El famoso “noli me tangere” del Resucitado a la Magdalena no es un histérico “¡no me toques!” sino un amante y sabio “no quieras atraparme”…
Dirá Chesterton: el rebuscado es todo lo contrario al buscador.

Por eso, como desesperaba Hölderlin: ¡No planten cedros en macetas!
Pues maceta mata cedro. Como sabiondo mata Misterio.
Y el fogoso salmista aclama: ¡exulte el campo y cuanto crece en él!; ¡que griten de jubilo los árboles del bosque! (Sal 95,12).

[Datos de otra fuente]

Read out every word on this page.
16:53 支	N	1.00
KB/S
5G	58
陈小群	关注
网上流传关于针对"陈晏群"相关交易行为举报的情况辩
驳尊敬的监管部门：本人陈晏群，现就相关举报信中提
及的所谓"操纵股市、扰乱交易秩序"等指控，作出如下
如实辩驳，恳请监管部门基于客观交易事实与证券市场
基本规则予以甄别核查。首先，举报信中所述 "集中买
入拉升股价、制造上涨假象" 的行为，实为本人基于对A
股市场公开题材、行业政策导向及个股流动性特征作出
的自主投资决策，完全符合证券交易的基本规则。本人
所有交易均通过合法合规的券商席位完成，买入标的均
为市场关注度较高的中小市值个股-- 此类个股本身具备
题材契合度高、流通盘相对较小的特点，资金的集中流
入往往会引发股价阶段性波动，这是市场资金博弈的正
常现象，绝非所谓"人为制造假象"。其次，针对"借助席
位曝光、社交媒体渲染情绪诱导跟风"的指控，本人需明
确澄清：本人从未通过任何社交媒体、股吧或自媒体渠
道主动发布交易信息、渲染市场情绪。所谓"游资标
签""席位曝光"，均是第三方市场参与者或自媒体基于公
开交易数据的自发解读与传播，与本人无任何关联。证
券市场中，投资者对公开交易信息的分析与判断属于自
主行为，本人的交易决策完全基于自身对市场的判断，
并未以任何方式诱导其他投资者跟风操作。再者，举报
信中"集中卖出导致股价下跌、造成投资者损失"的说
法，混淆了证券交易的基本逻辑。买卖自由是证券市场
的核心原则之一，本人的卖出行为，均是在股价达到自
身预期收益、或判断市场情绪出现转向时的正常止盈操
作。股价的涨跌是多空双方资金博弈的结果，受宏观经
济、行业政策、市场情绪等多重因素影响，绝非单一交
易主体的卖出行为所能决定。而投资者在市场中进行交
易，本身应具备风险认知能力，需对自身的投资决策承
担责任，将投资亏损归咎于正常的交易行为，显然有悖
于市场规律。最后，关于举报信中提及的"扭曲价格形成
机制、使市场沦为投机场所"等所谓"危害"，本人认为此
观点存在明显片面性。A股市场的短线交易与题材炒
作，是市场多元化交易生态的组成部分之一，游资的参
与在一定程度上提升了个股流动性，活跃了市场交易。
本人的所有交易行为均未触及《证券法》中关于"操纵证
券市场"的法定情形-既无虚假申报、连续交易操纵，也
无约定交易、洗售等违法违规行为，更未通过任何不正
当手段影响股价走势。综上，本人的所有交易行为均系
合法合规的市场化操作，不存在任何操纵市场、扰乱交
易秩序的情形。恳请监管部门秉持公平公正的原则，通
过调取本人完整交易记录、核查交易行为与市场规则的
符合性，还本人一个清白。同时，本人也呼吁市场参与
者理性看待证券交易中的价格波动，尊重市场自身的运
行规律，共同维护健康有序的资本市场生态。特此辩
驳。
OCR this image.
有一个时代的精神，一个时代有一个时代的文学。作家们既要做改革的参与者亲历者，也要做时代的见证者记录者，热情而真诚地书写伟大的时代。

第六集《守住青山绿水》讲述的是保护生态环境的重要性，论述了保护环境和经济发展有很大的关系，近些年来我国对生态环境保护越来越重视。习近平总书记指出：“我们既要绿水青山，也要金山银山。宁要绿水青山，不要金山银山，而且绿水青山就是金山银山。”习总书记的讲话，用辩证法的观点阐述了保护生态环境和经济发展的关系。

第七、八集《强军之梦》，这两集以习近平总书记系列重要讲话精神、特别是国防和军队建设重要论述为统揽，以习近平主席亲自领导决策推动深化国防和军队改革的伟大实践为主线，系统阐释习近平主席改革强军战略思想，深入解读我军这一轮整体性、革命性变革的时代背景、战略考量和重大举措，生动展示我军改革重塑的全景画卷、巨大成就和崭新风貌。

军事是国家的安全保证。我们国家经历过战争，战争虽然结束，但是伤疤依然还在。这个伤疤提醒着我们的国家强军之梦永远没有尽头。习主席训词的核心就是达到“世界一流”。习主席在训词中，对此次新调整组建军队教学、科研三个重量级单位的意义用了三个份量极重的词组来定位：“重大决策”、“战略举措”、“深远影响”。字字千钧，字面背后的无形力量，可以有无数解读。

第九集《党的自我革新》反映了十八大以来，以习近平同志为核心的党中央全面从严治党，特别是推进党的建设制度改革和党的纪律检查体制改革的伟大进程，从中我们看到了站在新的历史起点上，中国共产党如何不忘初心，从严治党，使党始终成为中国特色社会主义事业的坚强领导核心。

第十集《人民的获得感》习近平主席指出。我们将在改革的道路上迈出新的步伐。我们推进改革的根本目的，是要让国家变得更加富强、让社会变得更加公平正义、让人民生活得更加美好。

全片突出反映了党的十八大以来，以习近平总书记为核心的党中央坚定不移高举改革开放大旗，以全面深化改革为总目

E hombre simple sabe asombrarse. El hombre simple vive y vibra al pulso cotidiano de la sorpresa y la admiración. No hurguetea sus propias conjeturas: permite que el Misterio impacte sin más. No analiza: accede y presencia. El simple asume que ocurren cosas y que lo suyo es estar atento. Para el simple rezar no es pensar en Dios sino atenderlo. El simple no construye su fe sino que la descubre y cuida. El simple no captura certezas sino que, muy por el contrario, vive cautivo, cautivado por la alegría, diría Lewis. El simple no entiende a Dios y pocas cosas lo hacen más feliz que este no-entender. Le fascina el vértigo de no entenderlo y poder amarlo así. El simple no le tiene miedo al Misterio (aunque sabe que cuando un ángel dice “no temas” es porque está por ocurrir algo escalofriante). Vive maravillado por estrellas, flores, rostros y auroras. Y ¡cuánto más!: ante esa siempre sorprendente conmoción interior que le hace patente que Aquel Dios Más-Allá-de-Todo, sin estridencia alguna, acontece en su interior. Y que este acontecimiento lejos de necesitar ser “analizado” o “explicado”, reclama la adoración, el rostro en tierra, el rostro en campo…

Sí. Ante el indomable Misterio, ni hay que enjaularlo por miedo ni hay que domesticarlo por miedo también. Pues aunque su nombre es León (Ap 5,5) al despertarlo con la sencillez de un niño, nos tratará como Cordero, pues también lo es (Ap 5,6).
Cómo no pensar en Aslan, el León –temible y amoroso- de Narnia…

Y un remate final:
“La casilla de las macetas” (The Potting Shed), esa diminuta obra de teatro de Graham Green, donde constantemente luce esta obsesión por “contener y contraer” lo indómito divino, concluye de un modo muy bello:
Ana –una niña peculiar, mezcla curiosa de candor infantil y agudeza adulta- duerme plácida sobre el alfeizar de la ventana (abierta). Desperezándose y bostezando dice:
-¡Ah! ¡He tenido un sueño tan raro! Iba camino a la casilla de las macetas y me topé con un león enorme, profundamente dormido.
-¿Qué hiciste? –pregunta Jaime.
-Lo desperté –contesta la niña.
-¿Te comió? –pregunta con terror la señora de Callifer.